I don't want to make a habit of using this blog for politics, especially having listened to Lenn talking about he and Scoble talking about focus in blogging, and Heather talking about using your blog as your calling card, I plan to do a more "personal" blog to tackle issues of the day, and keep this one tech-oriented.

Having said that, I haven't made that personal blog yet, and I want to address this. There is a story in the New Yorker portraying the mistreatment of prisoners at Abu Ghraib as the extension of secret "black bag" ops in Afghanistan to kill, capture, interrogate, and otherwise get our hands on high profile targets in the war on terror. I found it via Lenn, who, by the post title and the weight carried by lack of commentary, appears to think that this article is a heavy hitting piece, something of great importance. I couldn't agree less (No offense meant to Lenn, I enjoy his blog very much).

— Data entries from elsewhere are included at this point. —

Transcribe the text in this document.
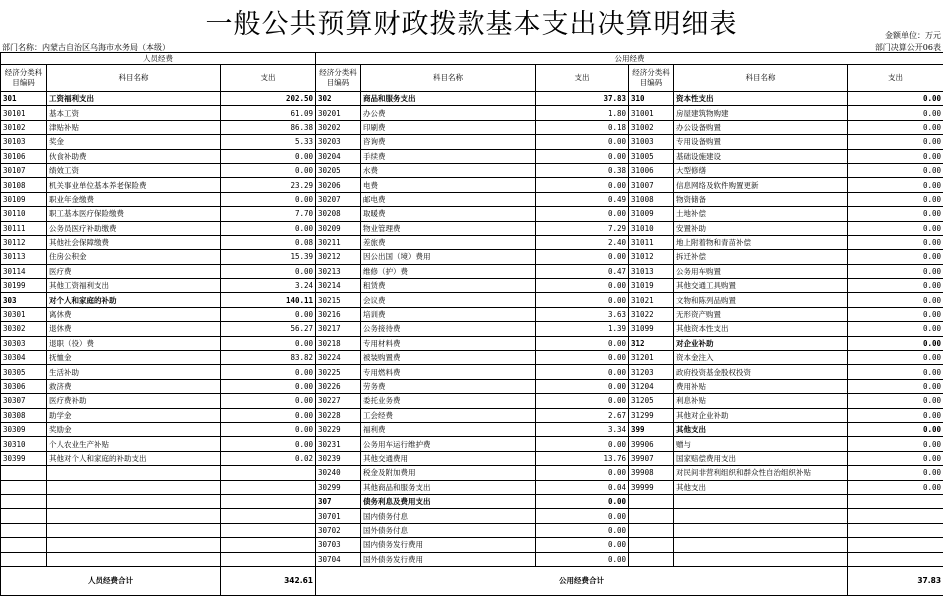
一般公共预算财政拨款基本支出决算明细表	金额单位：万元
部门名称：内蒙古自治区乌海市水务局（本级）	部门决算公开06表
人员经费			公用经费					
经济分类科目编码	科目名称	支出	经济分类科目编码	科目名称	支出	经济分类科目编码	科目名称	支出
301	工资福利支出	202.50	302	商品和服务支出	37.83	310	资本性支出	0.00
30101	基本工资	61.09	30201	办公费	1.80	31001	房屋建筑物购建	0.00
30102	津贴补贴	86.38	30202	印刷费	0.18	31002	办公设备购置	0.00
30103	奖金	5.33	30203	咨询费	0.00	31003	专用设备购置	0.00
30106	伙食补助费	0.00	30204	手续费	0.00	31005	基础设施建设	0.00
30107	绩效工资	0.00	30205	水费	0.38	31006	大型修缮	0.00
30108	机关事业单位基本养老保险费	23.29	30206	电费	0.00	31007	信息网络及软件购置更新	0.00
30109	职业年金缴费	0.00	30207	邮电费	0.49	31008	物资储备	0.00
30110	职工基本医疗保险缴费	7.70	30208	取暖费	0.00	31009	土地补偿	0.00
30111	公务员医疗补助缴费	0.00	30209	物业管理费	7.29	31010	安置补助	0.00
30112	其他社会保障缴费	0.08	30211	差旅费	2.40	31011	地上附着物和青苗补偿	0.00
30113	住房公积金	15.39	30212	因公出国（境）费用	0.00	31012	拆迁补偿	0.00
30114	医疗费	0.00	30213	维修（护）费	0.47	31013	公务用车购置	0.00
30199	其他工资福利支出	3.24	30214	租赁费	0.00	31019	其他交通工具购置	0.00
303	对个人和家庭的补助	140.11	30215	会议费	0.00	31021	文物和陈列品购置	0.00
30301	离休费	0.00	30216	培训费	3.63	31022	无形资产购置	0.00
30302	退休费	56.27	30217	公务接待费	1.39	31099	其他资本性支出	0.00
30303	退职（役）费	0.00	30218	专用材料费	0.00	312	对企业补助	0.00
30304	抚恤金	83.82	30224	被装购置费	0.00	31201	资本金注入	0.00
30305	生活补助	0.00	30225	专用燃料费	0.00	31203	政府投资基金股权投资	0.00
30306	救济费	0.00	30226	劳务费	0.00	31204	费用补贴	0.00
30307	医疗费补助	0.00	30227	委托业务费	0.00	31205	利息补贴	0.00
30308	助学金	0.00	30228	工会经费	2.67	31299	其他对企业补助	0.00
30309	奖励金	0.00	30229	福利费	3.34	399	其他支出	0.00
30310	个人农业生产补贴	0.00	30231	公务用车运行维护费	0.00	39906	赠与	0.00
30399	其他对个人和家庭的补助支出	0.02	30239	其他交通费用	13.76	39907	国家赔偿费用支出	0.00
			30240	税金及附加费用	0.00	39908	对民间非营利组织和群众性自治组织补贴	0.00
			30299	其他商品和服务支出	0.04	39999	其他支出	0.00
			307	债务利息及费用支出	0.00			
			30701	国内债务付息	0.00			
			30702	国外债务付息	0.00			
			30703	国内债务发行费用	0.00			
			30704	国外债务发行费用	0.00			
人员经费合计		342.61	公用经费合计					37.83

As usual, those who are not fighting the fight sit back and play their game of "get Rummy", and by extension, "Elect Kerry" (which is really just the latest flavor of "Anyone but Bush"). The whole thing is horseshit. The New Yorker article isn't journalism, it's fiction. Whether true || false, it remains unproven, rife with anonymous information and <insert generic high ranking intelligence officer here>. It serves no real purpose other than to continue to try and focus the voters on issues that the left hopes will derail W in November. But, it's their magazine, not mine, and they can print what they want, it just bothers me that something like this is called journalism, when it's really just all the muck that's fit to rake.

The media operates on the theory that most Americans have the mental capacity of a fruit-fly and can only hold one idea at a time, and never two opposing ideas, and cannot think independently of the magic box with all the colors (TV or Computer, take your pick).

I guess the unfortunate reality is that, for the majority of Americans, this theory appears to be right.